Günahlarımızın temizlenmesi adına vicdani duygularımızla attığımız her kuruşun bize ne olarak döneceğini bilmeden hepimiz o şeffaf kumbaraya mutlaka üç beş lira atıyoruz. Ne demişti peygamber: “sadakanın gizli olanı makbuldür” yine “sadaka vermeye en yakınlarınızdan başlayınız.” Şimdi ben o kumbaraya para atıyorum vicdanım rahat bir şekilde gidiyorum. Atılan paranın vergisi yok mali bir değeri yok. En önemlisi kimlere gittiğine ve nereye harcanacağına dair bir bilgi yok. Vicdan rahatlamaya çalışırken belki de ülkemize yapılacak bir FETÖ gibi bir oligarşi yaratıyoruz. Belki de askerimize atılacak bir kurşuna yardımcı oluyoruz.

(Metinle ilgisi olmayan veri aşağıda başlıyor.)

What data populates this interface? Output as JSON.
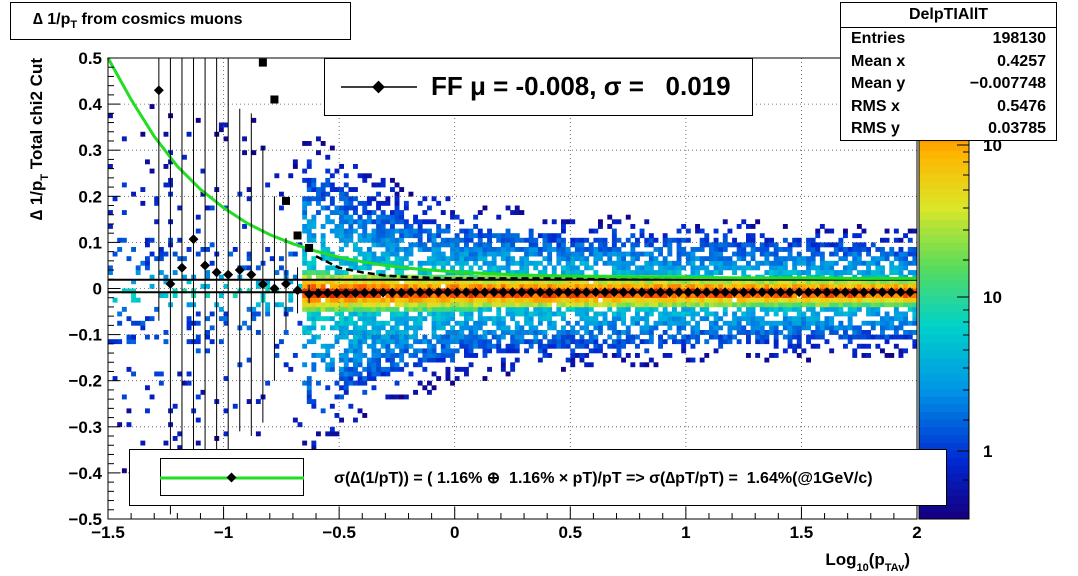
{
  "title": "∆ 1/p_T from cosmics muons",
  "stats_box": {
    "name": "DelpTIAllT",
    "rows": [
      {
        "label": "Entries",
        "value": "198130"
      },
      {
        "label": "Mean x",
        "value": "0.4257"
      },
      {
        "label": "Mean y",
        "value": "−0.007748"
      },
      {
        "label": "RMS x",
        "value": "0.5476"
      },
      {
        "label": "RMS y",
        "value": "0.03785"
      }
    ]
  },
  "legend_ff": "FF μ = -0.008, σ =   0.019",
  "legend_fit": "σ(∆(1/pT)) = ( 1.16% ⊕  1.16% × pT)/pT => σ(∆pT/pT) =  1.64%(@1GeV/c)",
  "chart_data": {
    "type": "heatmap",
    "xlabel": "Log_10(p_TAv)",
    "ylabel": "∆ 1/p_T Total chi2 Cut",
    "xlim": [
      -1.5,
      2
    ],
    "ylim": [
      -0.5,
      0.5
    ],
    "xticks": [
      "−1.5",
      "−1",
      "−0.5",
      "0",
      "0.5",
      "1",
      "1.5",
      "2"
    ],
    "yticks": [
      "−0.5",
      "−0.4",
      "−0.3",
      "−0.2",
      "−0.1",
      "0",
      "0.1",
      "0.2",
      "0.3",
      "0.4",
      "0.5"
    ],
    "z_scale": "log",
    "colorbar_labels": [
      "1",
      "10",
      "10"
    ],
    "grid": true,
    "band": {
      "description_points_x": [
        -1.5,
        -1.0,
        -0.6,
        -0.3,
        0.0,
        0.5,
        1.0,
        1.5,
        2.0
      ],
      "core_half_width_y": [
        0.02,
        0.02,
        0.02,
        0.018,
        0.017,
        0.016,
        0.015,
        0.014,
        0.013
      ],
      "tail_half_width_y": [
        0.42,
        0.4,
        0.35,
        0.25,
        0.2,
        0.17,
        0.16,
        0.15,
        0.14
      ]
    },
    "series": [
      {
        "name": "FF",
        "kind": "profile_mean",
        "x": [
          -1.28,
          -1.23,
          -1.18,
          -1.13,
          -1.08,
          -1.03,
          -0.98,
          -0.93,
          -0.88,
          -0.83,
          -0.78,
          -0.73,
          -0.68,
          -0.63,
          -0.59,
          -0.55,
          -0.51,
          -0.47,
          -0.43,
          -0.39,
          -0.35,
          -0.31,
          -0.27,
          -0.23,
          -0.19,
          -0.15,
          -0.11,
          -0.07,
          -0.03,
          0.01,
          0.05,
          0.09,
          0.13,
          0.17,
          0.21,
          0.25,
          0.29,
          0.33,
          0.37,
          0.41,
          0.45,
          0.49,
          0.53,
          0.57,
          0.61,
          0.65,
          0.69,
          0.73,
          0.77,
          0.81,
          0.85,
          0.89,
          0.93,
          0.97,
          1.01,
          1.05,
          1.09,
          1.13,
          1.17,
          1.21,
          1.25,
          1.29,
          1.33,
          1.37,
          1.41,
          1.45,
          1.49,
          1.53,
          1.57,
          1.61,
          1.65,
          1.69,
          1.73,
          1.77,
          1.81,
          1.85,
          1.89,
          1.93,
          1.97
        ],
        "y": [
          0.43,
          0.01,
          0.045,
          0.107,
          0.05,
          0.035,
          0.03,
          0.04,
          0.03,
          0.009,
          0.0,
          0.01,
          -0.004,
          -0.012,
          -0.01,
          -0.01,
          -0.01,
          -0.01,
          -0.01,
          -0.009,
          -0.009,
          -0.009,
          -0.009,
          -0.009,
          -0.008,
          -0.008,
          -0.008,
          -0.008,
          -0.008,
          -0.008,
          -0.008,
          -0.008,
          -0.008,
          -0.008,
          -0.008,
          -0.008,
          -0.008,
          -0.008,
          -0.008,
          -0.008,
          -0.008,
          -0.008,
          -0.008,
          -0.008,
          -0.008,
          -0.008,
          -0.008,
          -0.008,
          -0.008,
          -0.008,
          -0.008,
          -0.008,
          -0.008,
          -0.008,
          -0.008,
          -0.008,
          -0.008,
          -0.008,
          -0.008,
          -0.008,
          -0.008,
          -0.008,
          -0.008,
          -0.008,
          -0.008,
          -0.008,
          -0.008,
          -0.008,
          -0.008,
          -0.008,
          -0.008,
          -0.008,
          -0.008,
          -0.008,
          -0.008,
          -0.008,
          -0.008,
          -0.008,
          -0.008
        ],
        "yerr": [
          0.5,
          0.5,
          0.5,
          0.5,
          0.5,
          0.5,
          0.5,
          0.35,
          0.35,
          0.3,
          0.2,
          0.1,
          0.05,
          0.02,
          0.01,
          0.005,
          0.005,
          0.005,
          0.005,
          0.005,
          0.005,
          0.005,
          0.005,
          0.005,
          0.005,
          0.005,
          0.005,
          0.005,
          0.005,
          0.005,
          0.005,
          0.005,
          0.005,
          0.005,
          0.005,
          0.005,
          0.005,
          0.005,
          0.005,
          0.005,
          0.005,
          0.005,
          0.005,
          0.005,
          0.005,
          0.005,
          0.005,
          0.005,
          0.005,
          0.005,
          0.005,
          0.005,
          0.005,
          0.005,
          0.005,
          0.005,
          0.005,
          0.005,
          0.005,
          0.005,
          0.005,
          0.005,
          0.005,
          0.005,
          0.005,
          0.005,
          0.005,
          0.005,
          0.005,
          0.005,
          0.005,
          0.005,
          0.005,
          0.005,
          0.005,
          0.005,
          0.005,
          0.005,
          0.005
        ]
      },
      {
        "kind": "profile_rms_squares",
        "x": [
          -0.83,
          -0.78,
          -0.73,
          -0.68,
          -0.63
        ],
        "y": [
          0.49,
          0.41,
          0.19,
          0.115,
          0.088
        ]
      },
      {
        "kind": "resolution_dashed",
        "x": [
          -0.6,
          -0.5,
          -0.4,
          -0.3,
          -0.2,
          -0.1,
          0.0,
          0.25,
          0.5,
          0.75,
          1.0,
          1.25,
          1.5,
          1.75,
          2.0
        ],
        "y": [
          0.07,
          0.045,
          0.035,
          0.028,
          0.025,
          0.023,
          0.022,
          0.022,
          0.022,
          0.022,
          0.022,
          0.022,
          0.022,
          0.022,
          0.022
        ]
      },
      {
        "kind": "resolution_fit_green",
        "x": [
          -1.5,
          -1.4,
          -1.3,
          -1.2,
          -1.1,
          -1.0,
          -0.9,
          -0.8,
          -0.7,
          -0.6,
          -0.5,
          -0.4,
          -0.3,
          -0.2,
          -0.1,
          0.0,
          0.25,
          0.5,
          0.75,
          1.0,
          1.25,
          1.5,
          1.75,
          2.0
        ],
        "y": [
          0.5,
          0.41,
          0.33,
          0.265,
          0.215,
          0.175,
          0.142,
          0.117,
          0.097,
          0.081,
          0.068,
          0.058,
          0.05,
          0.044,
          0.04,
          0.036,
          0.03,
          0.027,
          0.025,
          0.024,
          0.023,
          0.023,
          0.022,
          0.022
        ]
      },
      {
        "kind": "horizontal_lines",
        "y": [
          0.019,
          -0.008
        ]
      }
    ]
  }
}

Sokak hayvanların yaşatalım
Lütfen! Bu yardımlarınızı inandığınız bildiğiniz gerçekten vicdanınızı rahatlatacak kurumlara bağışlayınız. Mesela LÖSEV, mesela Darülaceze, mesela Tema Vakfı. Bunlar da yeterli gelmiyorsa, “uyutalım” yasası ile öldürülen sokak hayvanlarını sahiplenin onlara bakın onların hayata yaşama tutunmalarını sağlayın. En azından bir canı yaşatmış olursunuz.
Hiçbir ülkede bizim ülkemiz kadar, dini duyguları kullanarak nereye gittiği belli olmayan yardım ve sadaka toplanıyor. Ülkemizde 89.817 tane cami var. Özellikle her cuma günü yardım sandıkları kapıya konulur. Cuma namazı bitmeden birisi başında bekler. “Allah rızası için boş geçmeyelim” söylemi ile insanlar gönlünden ne koparsa seçim sandıklarına benzeyen kutulara para atar geçeriz. Ya sonra… bu para nereye gidiyor bilemeyiz. Sorgulama ve kaynağına inme şansımız da yok.

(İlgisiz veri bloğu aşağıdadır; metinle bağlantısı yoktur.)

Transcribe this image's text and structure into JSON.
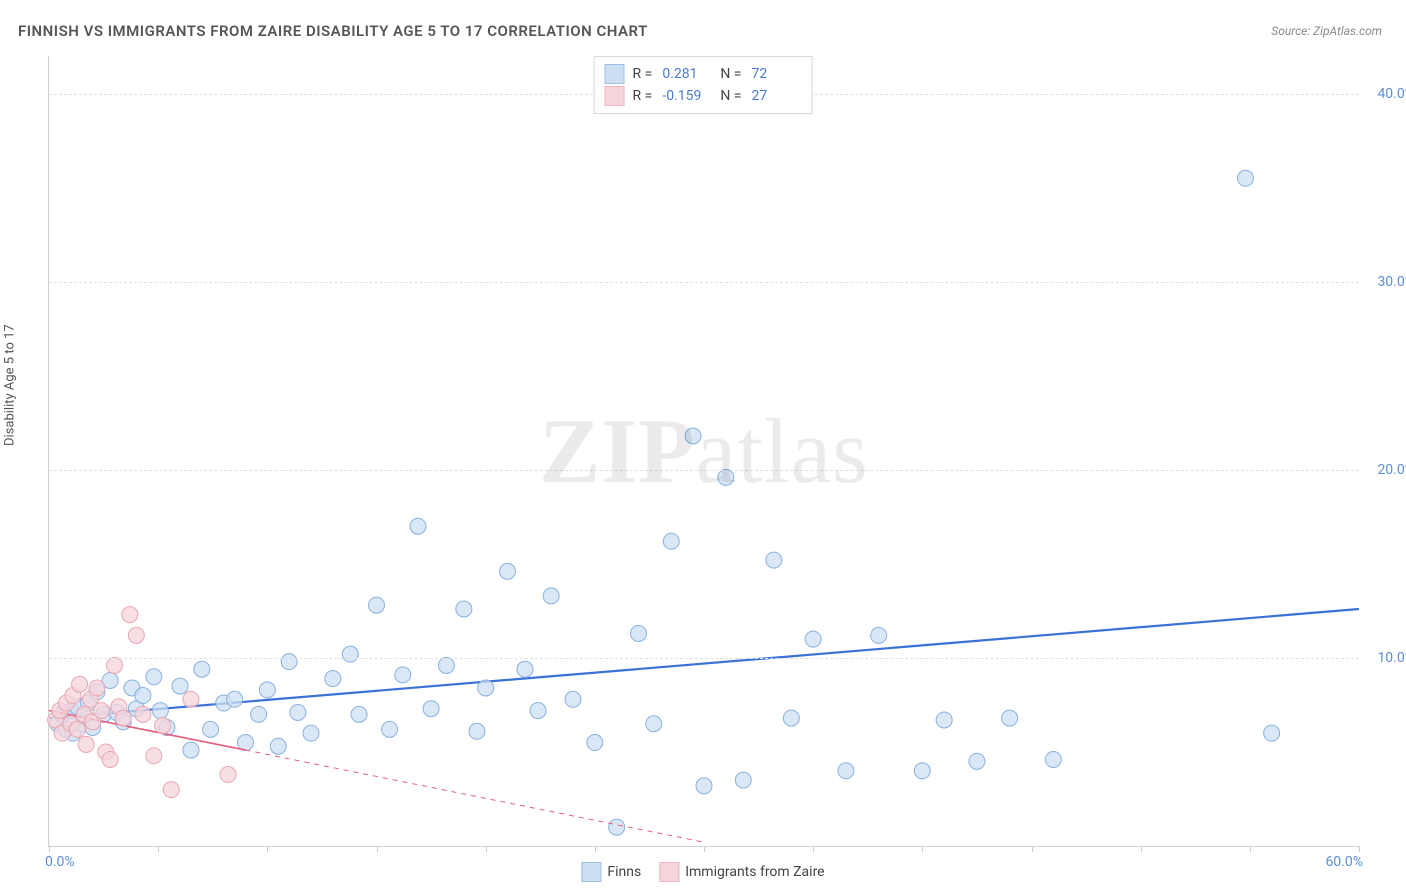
{
  "title": "FINNISH VS IMMIGRANTS FROM ZAIRE DISABILITY AGE 5 TO 17 CORRELATION CHART",
  "source": "Source: ZipAtlas.com",
  "y_axis_label": "Disability Age 5 to 17",
  "watermark_bold": "ZIP",
  "watermark_light": "atlas",
  "chart": {
    "type": "scatter",
    "background_color": "#ffffff",
    "grid_color": "#e0e0e0",
    "xlim": [
      0,
      60
    ],
    "ylim": [
      0,
      42
    ],
    "x_tick_labels": [
      "0.0%",
      "60.0%"
    ],
    "y_ticks": [
      10,
      20,
      30,
      40
    ],
    "y_tick_labels": [
      "10.0%",
      "20.0%",
      "30.0%",
      "40.0%"
    ],
    "x_minor_tick_step": 5,
    "marker_radius": 8,
    "series": [
      {
        "name": "Finns",
        "fill": "#cddff3",
        "stroke": "#8ab1de",
        "fill_opacity": 0.75,
        "trend": {
          "x1": 0,
          "y1": 6.8,
          "x2": 60,
          "y2": 12.6,
          "stroke": "#3a72d8",
          "width": 2.2,
          "solid_until_x": 60
        },
        "points": [
          [
            0.4,
            6.5
          ],
          [
            0.6,
            7.0
          ],
          [
            0.8,
            6.2
          ],
          [
            1.0,
            7.2
          ],
          [
            1.1,
            6.0
          ],
          [
            1.3,
            7.4
          ],
          [
            1.5,
            6.5
          ],
          [
            1.6,
            6.9
          ],
          [
            1.8,
            7.6
          ],
          [
            2.0,
            6.3
          ],
          [
            2.2,
            8.2
          ],
          [
            2.5,
            7.0
          ],
          [
            2.8,
            8.8
          ],
          [
            3.1,
            7.1
          ],
          [
            3.4,
            6.6
          ],
          [
            3.8,
            8.4
          ],
          [
            4.0,
            7.3
          ],
          [
            4.3,
            8.0
          ],
          [
            4.8,
            9.0
          ],
          [
            5.1,
            7.2
          ],
          [
            5.4,
            6.3
          ],
          [
            6.0,
            8.5
          ],
          [
            6.5,
            5.1
          ],
          [
            7.0,
            9.4
          ],
          [
            7.4,
            6.2
          ],
          [
            8.0,
            7.6
          ],
          [
            8.5,
            7.8
          ],
          [
            9.0,
            5.5
          ],
          [
            9.6,
            7.0
          ],
          [
            10.0,
            8.3
          ],
          [
            10.5,
            5.3
          ],
          [
            11.0,
            9.8
          ],
          [
            11.4,
            7.1
          ],
          [
            12.0,
            6.0
          ],
          [
            13.0,
            8.9
          ],
          [
            13.8,
            10.2
          ],
          [
            14.2,
            7.0
          ],
          [
            15.0,
            12.8
          ],
          [
            15.6,
            6.2
          ],
          [
            16.2,
            9.1
          ],
          [
            16.9,
            17.0
          ],
          [
            17.5,
            7.3
          ],
          [
            18.2,
            9.6
          ],
          [
            19.0,
            12.6
          ],
          [
            19.6,
            6.1
          ],
          [
            20.0,
            8.4
          ],
          [
            21.0,
            14.6
          ],
          [
            21.8,
            9.4
          ],
          [
            22.4,
            7.2
          ],
          [
            23.0,
            13.3
          ],
          [
            24.0,
            7.8
          ],
          [
            25.0,
            5.5
          ],
          [
            26.0,
            1.0
          ],
          [
            27.0,
            11.3
          ],
          [
            27.7,
            6.5
          ],
          [
            28.5,
            16.2
          ],
          [
            29.5,
            21.8
          ],
          [
            30.0,
            3.2
          ],
          [
            31.0,
            19.6
          ],
          [
            31.8,
            3.5
          ],
          [
            33.2,
            15.2
          ],
          [
            34.0,
            6.8
          ],
          [
            35.0,
            11.0
          ],
          [
            36.5,
            4.0
          ],
          [
            38.0,
            11.2
          ],
          [
            40.0,
            4.0
          ],
          [
            41.0,
            6.7
          ],
          [
            42.5,
            4.5
          ],
          [
            44.0,
            6.8
          ],
          [
            46.0,
            4.6
          ],
          [
            54.8,
            35.5
          ],
          [
            56.0,
            6.0
          ]
        ]
      },
      {
        "name": "Immigrants from Zaire",
        "fill": "#f6d4db",
        "stroke": "#e8a6b3",
        "fill_opacity": 0.75,
        "trend": {
          "x1": 0,
          "y1": 7.2,
          "x2": 30,
          "y2": 0.2,
          "stroke": "#e3607f",
          "width": 1.6,
          "solid_until_x": 9
        },
        "points": [
          [
            0.3,
            6.7
          ],
          [
            0.5,
            7.2
          ],
          [
            0.6,
            6.0
          ],
          [
            0.8,
            7.6
          ],
          [
            1.0,
            6.5
          ],
          [
            1.1,
            8.0
          ],
          [
            1.3,
            6.2
          ],
          [
            1.4,
            8.6
          ],
          [
            1.6,
            7.0
          ],
          [
            1.7,
            5.4
          ],
          [
            1.9,
            7.8
          ],
          [
            2.0,
            6.6
          ],
          [
            2.2,
            8.4
          ],
          [
            2.4,
            7.2
          ],
          [
            2.6,
            5.0
          ],
          [
            2.8,
            4.6
          ],
          [
            3.0,
            9.6
          ],
          [
            3.2,
            7.4
          ],
          [
            3.4,
            6.8
          ],
          [
            3.7,
            12.3
          ],
          [
            4.0,
            11.2
          ],
          [
            4.3,
            7.0
          ],
          [
            4.8,
            4.8
          ],
          [
            5.2,
            6.4
          ],
          [
            5.6,
            3.0
          ],
          [
            6.5,
            7.8
          ],
          [
            8.2,
            3.8
          ]
        ]
      }
    ],
    "legend_top": [
      {
        "swatch": "blue",
        "r_label": "R =",
        "r_value": "0.281",
        "n_label": "N =",
        "n_value": "72"
      },
      {
        "swatch": "pink",
        "r_label": "R =",
        "r_value": "-0.159",
        "n_label": "N =",
        "n_value": "27"
      }
    ],
    "legend_bottom": [
      {
        "swatch": "blue",
        "label": "Finns"
      },
      {
        "swatch": "pink",
        "label": "Immigrants from Zaire"
      }
    ]
  }
}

Küçük bir beldede dokuz adet cami saydım
Geçtiğimiz günlerde İzmir otobanında yolculuk yaparken gözüme ilişti. Otobanın sağında ve solunda küçük bir kasabada yoldan geçerken dokuz tane cami saydım. Yan yana dizilmiş dokuz tane cami. Gözlerime inanamadım yanımdaki arkadaşıma da saydırdım. Bunun imamı var, müezzini var, elektriği var, suyu var ve kendine göre farklı giderleri var. Gerisini siz hesaplayınız. Kamuda tasarruf ilan eden hükümet bunları neden göremez. Cami adı üstünde, insanları bir araya toplar, cemaatin birlik beraberlik içerisinde kaynaşmasını sağlar. 9 camide 9 kişi inanın yoktur. Bu hoyratça savurganlık neden? Birisi çıksa “yıkalım insanlar bir ya da iki camide birlik olsun” dese Din düşmanı olarak ilan edilir.
Dünyada artık hazreti Ömer adaleti kalmadı. Onlar gibi olmayan fakat onların yolundaymış gibi görünen sahtekârlar türedi. Dinini imanını paraya değişecek sahtekârlar türedi. İnsanların vicdanlarını dini duygularını sömüren din tüccarlarıyla yan yana yaşıyoruz. Artık Dicle kenarında koyunu kapan kurt yok. İnsanları çıkar uğruna, para ve ideolojileri uğruna Din adı altında vicdanı duygularını kullanan çakal sürüleri var. Siz, siz olun dini duygularınızın sömürülmesine izin vermeyin. Ne olduğu belirsiz kutulara para atarken bir kez değil bin kez düşünün.